CSE5519 Advances in Computer Vision (Topic F: 2021 and before: Representation Learning)

A Simple Framework for Contrastive Learning of Visual Representations

~~Laughing my ass off when I see 75% accuracy on ImageNet. Can’t believe what the authors think after few years, when Deep Learning is becoming the dominant paradigm in Computer Vision.~~

In this work, we introduce a simple framework for contrastive learning of visual representations, which we call SimCLR.
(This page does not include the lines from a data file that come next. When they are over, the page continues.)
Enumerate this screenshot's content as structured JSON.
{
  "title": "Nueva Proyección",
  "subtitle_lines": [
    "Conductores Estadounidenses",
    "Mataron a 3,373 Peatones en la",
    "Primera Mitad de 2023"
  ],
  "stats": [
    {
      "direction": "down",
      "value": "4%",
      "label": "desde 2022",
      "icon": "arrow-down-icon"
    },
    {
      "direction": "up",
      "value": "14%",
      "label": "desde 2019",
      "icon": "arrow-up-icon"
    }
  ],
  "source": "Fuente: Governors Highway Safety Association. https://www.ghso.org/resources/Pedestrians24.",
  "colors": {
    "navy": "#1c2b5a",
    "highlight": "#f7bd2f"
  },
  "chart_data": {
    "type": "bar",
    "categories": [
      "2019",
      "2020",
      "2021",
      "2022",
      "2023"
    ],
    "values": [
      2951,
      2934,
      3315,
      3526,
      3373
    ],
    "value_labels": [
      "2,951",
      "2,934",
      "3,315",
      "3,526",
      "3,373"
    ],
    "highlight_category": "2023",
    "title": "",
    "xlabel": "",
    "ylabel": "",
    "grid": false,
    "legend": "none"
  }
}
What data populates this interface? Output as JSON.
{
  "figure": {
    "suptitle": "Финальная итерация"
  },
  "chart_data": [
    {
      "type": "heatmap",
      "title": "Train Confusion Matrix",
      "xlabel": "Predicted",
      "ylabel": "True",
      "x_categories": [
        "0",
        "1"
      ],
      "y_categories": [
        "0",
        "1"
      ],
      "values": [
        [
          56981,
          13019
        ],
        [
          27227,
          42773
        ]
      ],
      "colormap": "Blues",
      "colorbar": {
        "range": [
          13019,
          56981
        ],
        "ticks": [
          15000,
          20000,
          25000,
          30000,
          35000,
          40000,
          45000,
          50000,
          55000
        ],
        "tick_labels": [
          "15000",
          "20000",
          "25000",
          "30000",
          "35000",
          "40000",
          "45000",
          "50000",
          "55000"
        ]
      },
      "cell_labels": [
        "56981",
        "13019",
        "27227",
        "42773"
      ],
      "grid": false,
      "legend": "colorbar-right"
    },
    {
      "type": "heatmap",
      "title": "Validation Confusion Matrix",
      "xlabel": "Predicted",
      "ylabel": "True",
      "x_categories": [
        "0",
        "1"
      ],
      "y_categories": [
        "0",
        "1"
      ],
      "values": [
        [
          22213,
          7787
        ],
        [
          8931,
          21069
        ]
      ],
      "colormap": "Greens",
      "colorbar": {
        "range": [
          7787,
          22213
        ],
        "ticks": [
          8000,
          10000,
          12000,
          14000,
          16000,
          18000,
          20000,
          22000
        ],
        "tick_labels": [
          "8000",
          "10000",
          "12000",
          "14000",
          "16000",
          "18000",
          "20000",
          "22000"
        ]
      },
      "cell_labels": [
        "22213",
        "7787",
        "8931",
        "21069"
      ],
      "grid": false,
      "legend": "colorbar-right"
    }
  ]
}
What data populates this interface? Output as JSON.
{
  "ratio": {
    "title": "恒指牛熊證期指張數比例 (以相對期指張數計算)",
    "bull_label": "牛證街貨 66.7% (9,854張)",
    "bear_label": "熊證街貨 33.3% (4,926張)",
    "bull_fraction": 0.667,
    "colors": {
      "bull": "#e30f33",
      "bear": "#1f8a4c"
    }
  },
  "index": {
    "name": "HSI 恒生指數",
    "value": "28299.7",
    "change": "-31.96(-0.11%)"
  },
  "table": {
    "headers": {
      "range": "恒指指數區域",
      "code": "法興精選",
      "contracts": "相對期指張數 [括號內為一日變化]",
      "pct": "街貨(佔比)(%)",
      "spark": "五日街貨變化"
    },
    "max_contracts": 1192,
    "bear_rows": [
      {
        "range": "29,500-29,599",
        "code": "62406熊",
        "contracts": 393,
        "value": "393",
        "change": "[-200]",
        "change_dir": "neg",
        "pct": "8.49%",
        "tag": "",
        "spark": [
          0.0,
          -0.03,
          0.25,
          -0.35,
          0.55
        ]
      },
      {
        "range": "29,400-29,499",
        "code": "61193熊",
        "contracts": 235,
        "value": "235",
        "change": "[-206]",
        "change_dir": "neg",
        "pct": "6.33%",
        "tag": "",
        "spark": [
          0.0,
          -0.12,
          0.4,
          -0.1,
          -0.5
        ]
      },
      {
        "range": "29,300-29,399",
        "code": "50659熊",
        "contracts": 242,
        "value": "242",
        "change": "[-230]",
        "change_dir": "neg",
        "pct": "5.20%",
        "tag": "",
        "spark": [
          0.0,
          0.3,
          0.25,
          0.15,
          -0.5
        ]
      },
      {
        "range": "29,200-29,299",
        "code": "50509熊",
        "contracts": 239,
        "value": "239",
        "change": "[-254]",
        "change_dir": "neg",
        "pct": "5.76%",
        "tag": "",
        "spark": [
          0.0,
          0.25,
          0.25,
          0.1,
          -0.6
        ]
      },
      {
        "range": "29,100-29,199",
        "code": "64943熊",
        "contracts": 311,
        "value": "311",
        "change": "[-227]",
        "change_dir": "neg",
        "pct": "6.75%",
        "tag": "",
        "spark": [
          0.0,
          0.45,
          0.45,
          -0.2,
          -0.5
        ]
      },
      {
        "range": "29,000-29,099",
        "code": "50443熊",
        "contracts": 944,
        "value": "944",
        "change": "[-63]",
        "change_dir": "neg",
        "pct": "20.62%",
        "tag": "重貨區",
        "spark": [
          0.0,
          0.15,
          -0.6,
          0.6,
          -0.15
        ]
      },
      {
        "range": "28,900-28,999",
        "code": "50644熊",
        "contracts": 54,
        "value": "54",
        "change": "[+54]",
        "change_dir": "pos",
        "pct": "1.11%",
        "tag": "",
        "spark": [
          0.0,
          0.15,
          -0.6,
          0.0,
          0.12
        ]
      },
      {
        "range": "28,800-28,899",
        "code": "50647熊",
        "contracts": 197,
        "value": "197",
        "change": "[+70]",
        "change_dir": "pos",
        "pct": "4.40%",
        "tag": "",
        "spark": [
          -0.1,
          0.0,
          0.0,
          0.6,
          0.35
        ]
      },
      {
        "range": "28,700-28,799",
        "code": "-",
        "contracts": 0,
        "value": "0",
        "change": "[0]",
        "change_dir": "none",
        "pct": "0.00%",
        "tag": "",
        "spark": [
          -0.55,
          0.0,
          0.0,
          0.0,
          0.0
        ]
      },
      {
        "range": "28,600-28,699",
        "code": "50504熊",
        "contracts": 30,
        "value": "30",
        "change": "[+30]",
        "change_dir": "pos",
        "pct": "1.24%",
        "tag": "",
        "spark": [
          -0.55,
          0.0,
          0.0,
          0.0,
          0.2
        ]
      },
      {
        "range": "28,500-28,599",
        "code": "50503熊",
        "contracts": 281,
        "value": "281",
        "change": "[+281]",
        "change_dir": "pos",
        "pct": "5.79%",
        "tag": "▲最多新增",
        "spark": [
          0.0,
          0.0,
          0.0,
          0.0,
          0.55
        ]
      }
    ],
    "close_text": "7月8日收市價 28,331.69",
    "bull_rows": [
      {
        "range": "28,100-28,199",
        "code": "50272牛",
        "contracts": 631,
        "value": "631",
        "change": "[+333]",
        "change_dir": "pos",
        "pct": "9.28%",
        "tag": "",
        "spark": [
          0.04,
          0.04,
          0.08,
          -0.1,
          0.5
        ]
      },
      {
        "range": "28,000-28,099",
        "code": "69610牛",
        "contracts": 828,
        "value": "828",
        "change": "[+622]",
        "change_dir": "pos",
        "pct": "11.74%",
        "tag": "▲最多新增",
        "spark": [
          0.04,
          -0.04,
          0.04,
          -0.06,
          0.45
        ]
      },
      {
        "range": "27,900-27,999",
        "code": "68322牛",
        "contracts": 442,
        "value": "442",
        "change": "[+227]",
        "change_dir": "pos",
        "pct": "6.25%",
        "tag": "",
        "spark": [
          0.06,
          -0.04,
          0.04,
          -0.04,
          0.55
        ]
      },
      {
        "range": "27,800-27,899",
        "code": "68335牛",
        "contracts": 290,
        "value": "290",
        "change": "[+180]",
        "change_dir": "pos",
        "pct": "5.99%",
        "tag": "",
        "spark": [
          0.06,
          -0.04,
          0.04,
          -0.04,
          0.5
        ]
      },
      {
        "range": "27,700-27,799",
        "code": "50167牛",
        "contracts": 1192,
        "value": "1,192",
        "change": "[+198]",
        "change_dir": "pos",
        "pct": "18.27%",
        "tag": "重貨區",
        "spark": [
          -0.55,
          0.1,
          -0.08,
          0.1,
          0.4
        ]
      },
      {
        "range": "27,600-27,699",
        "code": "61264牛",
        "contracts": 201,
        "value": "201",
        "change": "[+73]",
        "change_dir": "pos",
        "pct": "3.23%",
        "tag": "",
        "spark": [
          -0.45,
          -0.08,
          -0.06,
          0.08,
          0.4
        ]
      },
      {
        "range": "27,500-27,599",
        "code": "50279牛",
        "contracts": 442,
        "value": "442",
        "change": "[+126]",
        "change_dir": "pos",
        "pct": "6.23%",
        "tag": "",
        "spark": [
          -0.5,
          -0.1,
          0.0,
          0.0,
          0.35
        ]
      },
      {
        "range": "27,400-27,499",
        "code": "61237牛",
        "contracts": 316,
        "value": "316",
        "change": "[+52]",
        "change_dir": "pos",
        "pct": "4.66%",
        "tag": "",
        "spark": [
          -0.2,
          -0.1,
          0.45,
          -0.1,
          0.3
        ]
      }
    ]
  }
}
Wait, that IS a NEURAL NETWORK?

General Framework

A stochastic data augmentation module

A neural network base encoder $f(\cdot)$

A small neural network projection head $g(\cdot)$

A contrastive loss function

Novelty in SimCLR

Semi-supervised learning with data augmentation.

Tip

In the section “Training with Large Batch Size”, the authors mentioned that:

To keep it simple, we do not train the model with a memory bank (Wu et al., 2018; He et al., 2019). Instead, we vary the training batch size N from 256 to 8192. A batch size of 8192 gives us 16382 negative examples per positive pair from both augmentation views. They use LARS optimizer for stabilizing the training.

What does memory bank means here? And what is LARS optimizer, and how does it benefit the training?